The march was a Hollywood star-studded event
Popular actor and singer
Harry Belafonte used his star power to help bring other celebrities to
the March on Washington. Besides reaching out to the stars themselves,
Belafonte went to many of the studio heads in Hollywood to get prominent
actors and actresses temporarily released from their duties so they
He was successful. The
Hollywood list of attendees that day read like a who's who of A-listers:
Marlon Brando, Sidney Poitier, Lena Horne, Sammy Davis Jr., Charlton
Heston and Burt Lancaster, who also gave a speech.
But having the Hollywood
stars there wasn't just for show or for increased media attention. It
also helped calm President John F. Kennedy's nerves about the march.
"I believe that their
presence did a lot to assuage people who were preoccupied with the fact
there could be violence," Belafonte said.
"One of the things that I
said in my conversations with the Kennedys in discussing why they
should be more yielding in their support of our demonstration was the
fact that there would be such a presence of highly profiled artists --
that that alone would put anxiety to rest," he added.
"People would be looking at the occasion in a far more festive way."
One march worker fell asleep during MLK's speech
Back in 1963, college
student Patricia Worthy took a job answering phones for the March on
Washington's planning office. She had 10 phone lines to answer, and they
rang from the time she walked in until she left for the day.
"I recall one day I'll
never forget, I heard someone say, 'Where is this young lady who handles
the phone?' And finally I looked up, and there he was -- Dr. King --
and he said, 'I want to meet this young lady. She has put me on the hold
twice, and hung up on me once, and I want to know who she is.' "
Worthy said she was "so embarrassed," but then the civil rights icon gave her a hug.
By the day of the march,
she was so tired, she dozed off and accidentally slept through the
historic march and the "I Have a Dream" speech.

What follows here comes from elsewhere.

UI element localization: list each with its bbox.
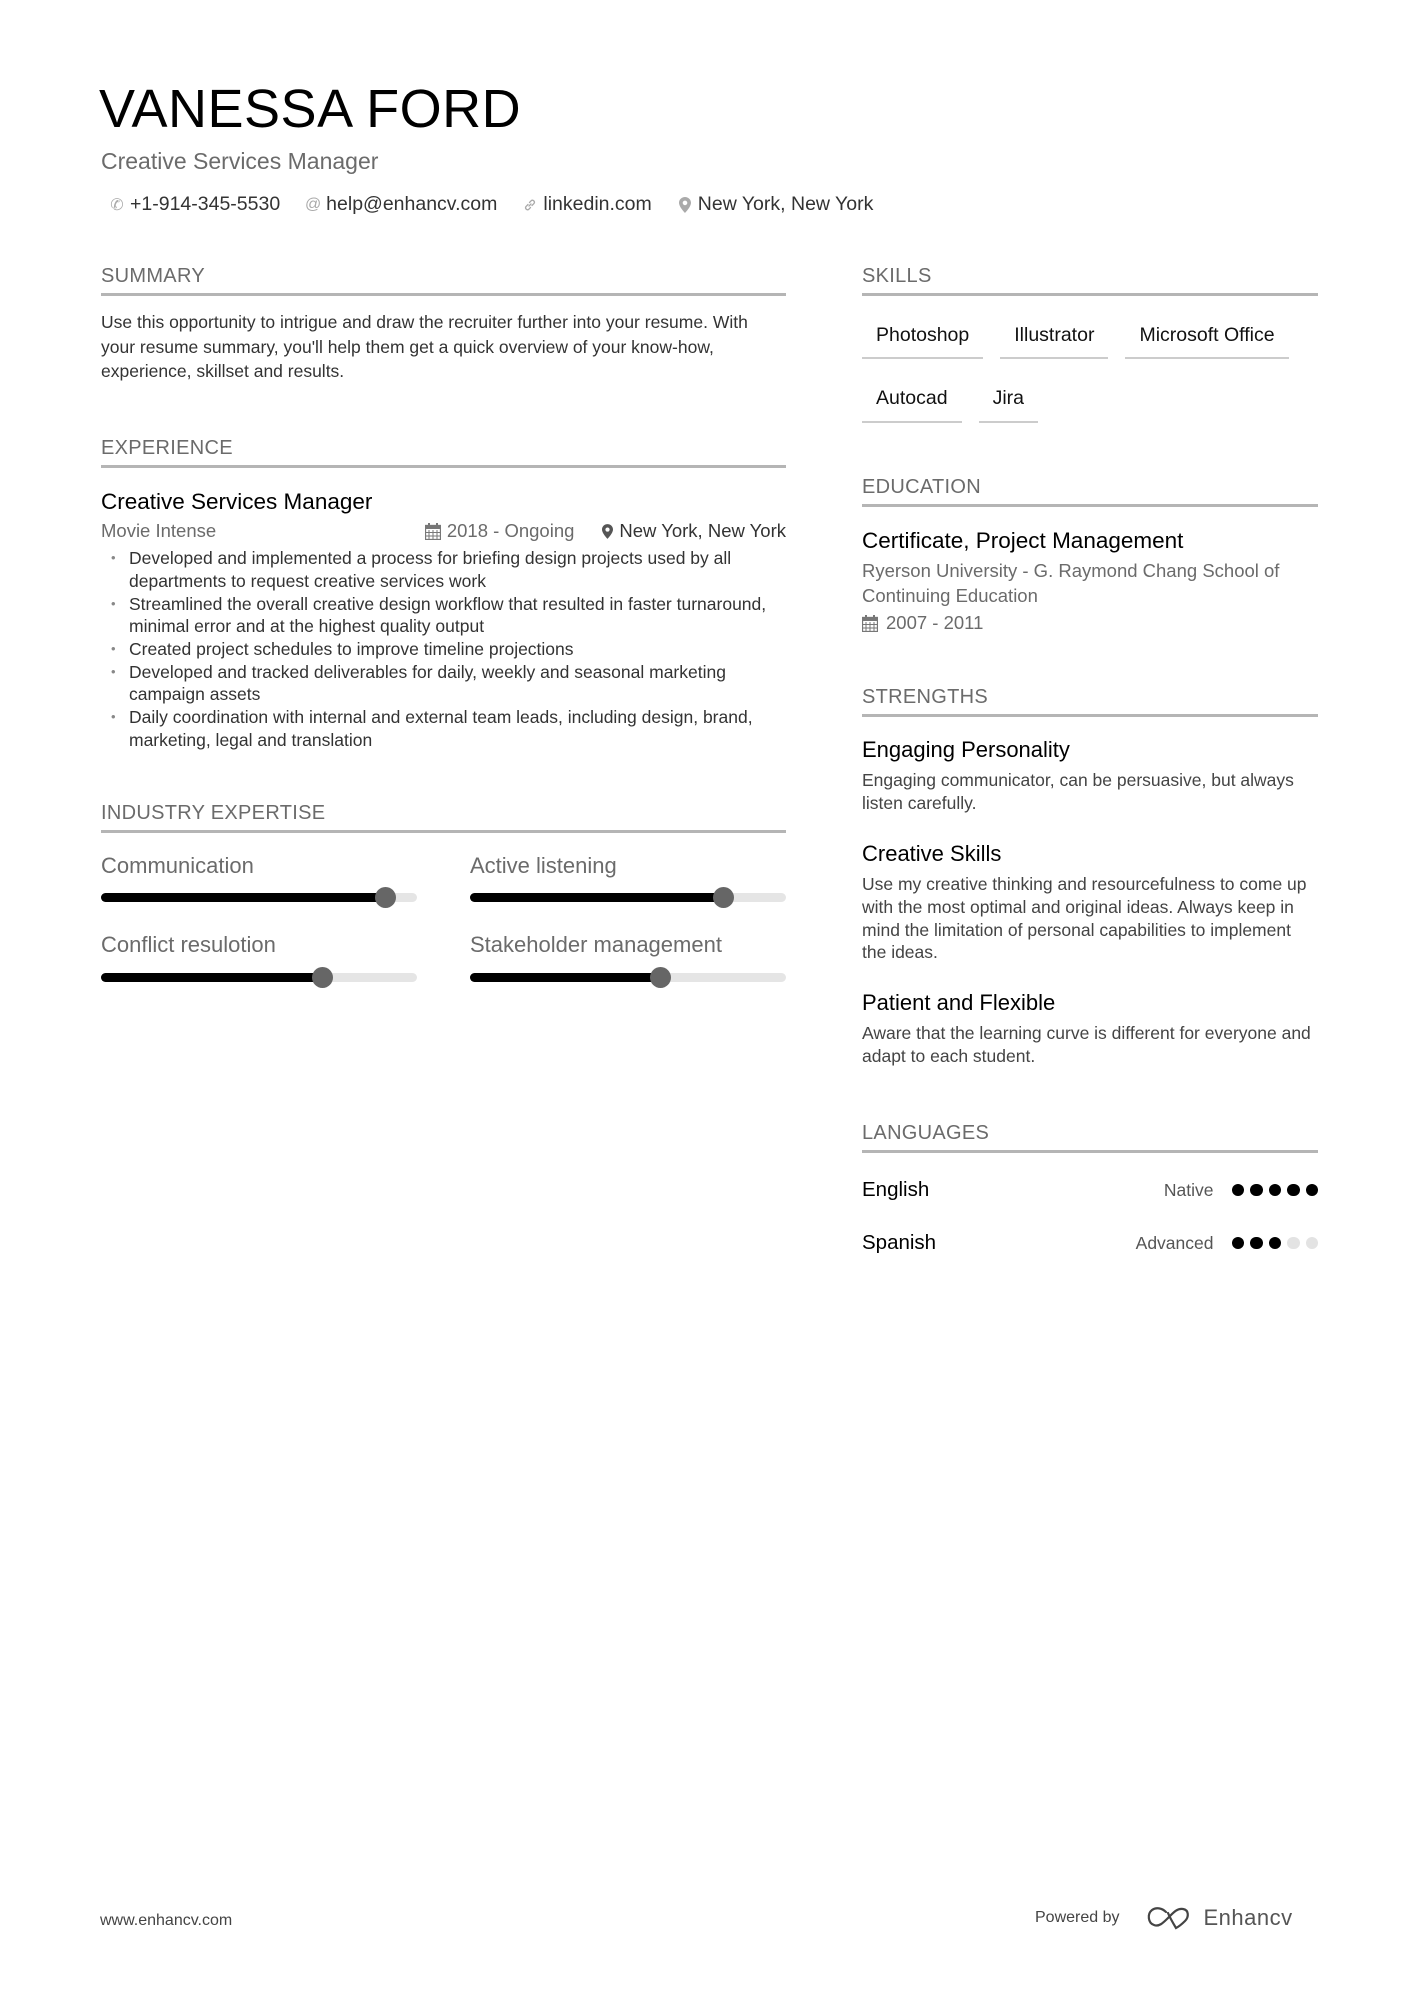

Everything worked out for her in the end: Worthy had a successful legal career and now teaches law at Howard University.
Another hitchhiked all the way from Alabama only to have MLK check in on him
Robert Avery and two of
his friends hitchhiked nearly 700 miles from Gadsden, Alabama, to
Washington to participate in the march.
Avery, who was 15 years
old at the time, was no stranger to the dark side of the civil rights
movement. A few months earlier, he was struck by a cattle prod wielded
by Alabama police during anti-segregation demonstrations in Gadsden.
The three youths arrived
in the nation's capital a week before the march after three days of
hitchhiking, and they were put to work making signs for the event.
At one point, King
walked in and asked for them. He had been in Gadsden the night before,
and their parents had asked the civil rights leader to check on them.
King sat down with the three and talked to them for about 20 minutes, asking them about their dreams, Avery later recalled.
'I Have a Dream' beat JFK's 'Ask not what you can do' speech
There's no doubt that
King's speech was the most memorable part of the March on Washington.
It's still taught in school, and memorized by children, half a century
But how does it compare
against other pivotal speeches by 20th century leaders, such as John F.
Kennedy or Franklin D. Roosevelt?
Well, a panel of more than 130 scholars got together in 1999 to rate the best speeches of the 20th century and King's speech ranked No. 1.